SEAD: Competence-Aware On-Policy Distillation via Entropy-Guided Supervision

SEAD：基于熵引导监督的胜任力感知在线策略蒸馏

Abstract: On-policy distillation (OPD) has a property absent in offline distillation and RL: teacher supervision quality depends on student competence. Incoherent rollouts yield noisy gradients; already-mastered tokens yield redundant ones. This creates waste at three scales (tokens, training phases, and prompts) yet existing methods supervise uniformly.

摘要： 在线策略蒸馏（OPD）具有离线蒸馏和强化学习所不具备的特性：教师监督的质量取决于学生的胜任能力。不连贯的展开（rollouts）会产生噪声梯度；而已掌握的标记（tokens）则会产生冗余梯度。

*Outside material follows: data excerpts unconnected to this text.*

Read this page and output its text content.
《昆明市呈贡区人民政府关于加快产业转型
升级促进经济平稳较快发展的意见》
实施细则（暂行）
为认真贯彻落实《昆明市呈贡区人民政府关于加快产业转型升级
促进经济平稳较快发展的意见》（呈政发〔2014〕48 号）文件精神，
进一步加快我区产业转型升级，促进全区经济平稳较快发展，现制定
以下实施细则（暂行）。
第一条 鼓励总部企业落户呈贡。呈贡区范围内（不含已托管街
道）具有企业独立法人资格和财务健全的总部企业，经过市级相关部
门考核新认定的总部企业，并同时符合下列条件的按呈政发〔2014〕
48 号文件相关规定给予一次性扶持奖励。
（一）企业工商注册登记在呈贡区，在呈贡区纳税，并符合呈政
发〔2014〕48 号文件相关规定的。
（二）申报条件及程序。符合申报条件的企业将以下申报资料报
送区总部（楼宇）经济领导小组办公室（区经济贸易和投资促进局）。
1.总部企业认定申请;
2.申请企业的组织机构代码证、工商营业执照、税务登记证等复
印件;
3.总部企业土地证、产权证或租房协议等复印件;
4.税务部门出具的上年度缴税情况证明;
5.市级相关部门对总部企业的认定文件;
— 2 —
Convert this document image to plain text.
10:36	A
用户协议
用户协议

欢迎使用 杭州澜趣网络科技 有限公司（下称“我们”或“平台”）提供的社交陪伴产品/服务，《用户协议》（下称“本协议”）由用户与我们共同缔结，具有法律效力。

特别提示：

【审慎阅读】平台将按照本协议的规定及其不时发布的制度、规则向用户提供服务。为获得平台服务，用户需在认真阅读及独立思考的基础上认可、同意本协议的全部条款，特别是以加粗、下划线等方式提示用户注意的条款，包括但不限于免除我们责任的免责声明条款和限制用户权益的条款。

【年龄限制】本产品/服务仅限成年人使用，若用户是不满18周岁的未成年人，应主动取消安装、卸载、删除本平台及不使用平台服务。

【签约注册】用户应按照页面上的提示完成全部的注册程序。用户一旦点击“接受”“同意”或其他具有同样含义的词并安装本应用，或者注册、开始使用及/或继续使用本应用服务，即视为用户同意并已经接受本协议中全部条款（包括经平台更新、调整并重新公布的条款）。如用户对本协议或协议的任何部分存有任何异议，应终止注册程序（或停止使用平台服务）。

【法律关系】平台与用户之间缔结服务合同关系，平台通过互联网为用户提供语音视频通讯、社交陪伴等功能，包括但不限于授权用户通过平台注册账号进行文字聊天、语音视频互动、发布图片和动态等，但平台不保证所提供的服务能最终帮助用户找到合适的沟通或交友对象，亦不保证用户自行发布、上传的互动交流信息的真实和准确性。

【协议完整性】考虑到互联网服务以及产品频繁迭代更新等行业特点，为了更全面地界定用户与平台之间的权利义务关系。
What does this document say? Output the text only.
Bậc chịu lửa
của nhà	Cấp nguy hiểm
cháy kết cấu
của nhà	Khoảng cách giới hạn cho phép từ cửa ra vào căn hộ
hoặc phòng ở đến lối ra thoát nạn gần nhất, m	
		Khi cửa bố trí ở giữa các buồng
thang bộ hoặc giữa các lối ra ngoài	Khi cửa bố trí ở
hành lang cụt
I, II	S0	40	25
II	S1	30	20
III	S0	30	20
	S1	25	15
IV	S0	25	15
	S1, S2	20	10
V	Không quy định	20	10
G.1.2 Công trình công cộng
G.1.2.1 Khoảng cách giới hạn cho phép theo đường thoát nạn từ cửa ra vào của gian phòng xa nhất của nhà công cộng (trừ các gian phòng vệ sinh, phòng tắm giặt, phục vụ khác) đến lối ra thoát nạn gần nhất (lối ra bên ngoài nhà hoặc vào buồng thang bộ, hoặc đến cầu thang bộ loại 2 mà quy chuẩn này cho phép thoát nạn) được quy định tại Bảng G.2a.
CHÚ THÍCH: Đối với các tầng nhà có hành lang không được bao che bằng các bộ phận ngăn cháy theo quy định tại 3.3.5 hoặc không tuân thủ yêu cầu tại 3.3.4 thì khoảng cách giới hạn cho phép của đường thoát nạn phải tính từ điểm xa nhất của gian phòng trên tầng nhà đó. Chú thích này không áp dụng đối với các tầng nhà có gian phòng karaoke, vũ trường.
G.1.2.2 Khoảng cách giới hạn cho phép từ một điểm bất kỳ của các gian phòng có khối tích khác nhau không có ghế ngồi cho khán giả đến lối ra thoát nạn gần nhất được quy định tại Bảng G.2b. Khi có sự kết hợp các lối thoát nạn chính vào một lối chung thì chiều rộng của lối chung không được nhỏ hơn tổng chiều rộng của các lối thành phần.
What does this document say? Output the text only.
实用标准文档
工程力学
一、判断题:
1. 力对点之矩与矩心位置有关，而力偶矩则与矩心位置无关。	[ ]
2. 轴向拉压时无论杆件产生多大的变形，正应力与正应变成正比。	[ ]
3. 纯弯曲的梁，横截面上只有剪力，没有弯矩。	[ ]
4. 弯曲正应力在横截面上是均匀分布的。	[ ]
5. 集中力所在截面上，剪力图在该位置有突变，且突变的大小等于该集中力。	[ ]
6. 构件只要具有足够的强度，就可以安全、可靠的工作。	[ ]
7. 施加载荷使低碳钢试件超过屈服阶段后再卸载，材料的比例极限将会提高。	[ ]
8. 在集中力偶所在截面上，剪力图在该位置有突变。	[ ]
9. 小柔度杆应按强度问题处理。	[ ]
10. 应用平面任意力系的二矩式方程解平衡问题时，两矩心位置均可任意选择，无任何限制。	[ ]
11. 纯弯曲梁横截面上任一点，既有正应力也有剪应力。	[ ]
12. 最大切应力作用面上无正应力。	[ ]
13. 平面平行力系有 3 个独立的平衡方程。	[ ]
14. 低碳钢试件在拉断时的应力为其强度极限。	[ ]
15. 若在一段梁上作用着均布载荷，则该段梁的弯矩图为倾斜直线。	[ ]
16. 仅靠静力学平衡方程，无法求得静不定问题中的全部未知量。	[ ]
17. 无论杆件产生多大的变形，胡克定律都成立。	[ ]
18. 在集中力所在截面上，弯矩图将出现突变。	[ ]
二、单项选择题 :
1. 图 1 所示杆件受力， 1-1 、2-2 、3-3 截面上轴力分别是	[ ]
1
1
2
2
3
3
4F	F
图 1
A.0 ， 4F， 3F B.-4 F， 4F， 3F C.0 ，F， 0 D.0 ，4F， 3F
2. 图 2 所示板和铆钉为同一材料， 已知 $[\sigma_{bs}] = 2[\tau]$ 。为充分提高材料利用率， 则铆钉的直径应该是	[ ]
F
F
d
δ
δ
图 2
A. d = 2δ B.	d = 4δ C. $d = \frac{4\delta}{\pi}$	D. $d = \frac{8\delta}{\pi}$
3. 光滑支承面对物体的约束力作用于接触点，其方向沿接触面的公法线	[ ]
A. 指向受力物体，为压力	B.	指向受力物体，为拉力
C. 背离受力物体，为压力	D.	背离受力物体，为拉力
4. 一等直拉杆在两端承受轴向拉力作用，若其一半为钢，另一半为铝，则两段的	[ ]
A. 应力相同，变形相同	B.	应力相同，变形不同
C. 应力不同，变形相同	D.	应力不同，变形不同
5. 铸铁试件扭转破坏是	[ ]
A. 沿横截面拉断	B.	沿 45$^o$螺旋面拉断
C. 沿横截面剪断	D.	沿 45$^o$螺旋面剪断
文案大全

这在标记、训练阶段和提示词三个维度上造成了浪费，然而现有的方法大多采用统一的监督方式。

We introduce SEAD, which uses entropy as a unified probe of this competence-dependent degradation at three scales: (1) joint teacher-student entropy partitions tokens into zones receiving tailored divergences or zero gradient (approx. 50% skipped); (2) a cosine schedule anneals from forward to reverse KL as competence grows; (3) a competence-gated curriculum introduces prompts easy-to-hard.

我们引入了 SEAD，它利用熵作为这种胜任力相关退化的统一探测指标，涵盖三个维度：（1）联合教师-学生熵将标记划分为不同区域，从而应用定制的散度计算或零梯度处理（约 50% 的标记被跳过）；（2）随着胜任能力的提升，采用余弦调度从前向 KL 散度平滑过渡到反向 KL 散度；（3）引入胜任力门控课程，按从易到难的顺序提供提示词。

These components are symbiotically necessary: token selection requires coherent rollouts (curriculum), annealing requires monotonic improvement (also curriculum). On OLMo-3 (7B to 32B), SEAD achieves +4.8 avg accuracy over vanilla OPD across six math benchmarks, with ablations confirming super-additive interactions.

这些组件之间存在共生关系：标记选择需要连贯的展开（依赖课程），而退火过程需要单调的性能提升（同样依赖课程）。在 OLMo-3（7B 到 32B）模型上，SEAD 在六个数学基准测试中比传统的 OPD 平均准确率提升了 4.8 个百分点，消融实验证实了各组件之间存在超加性交互作用。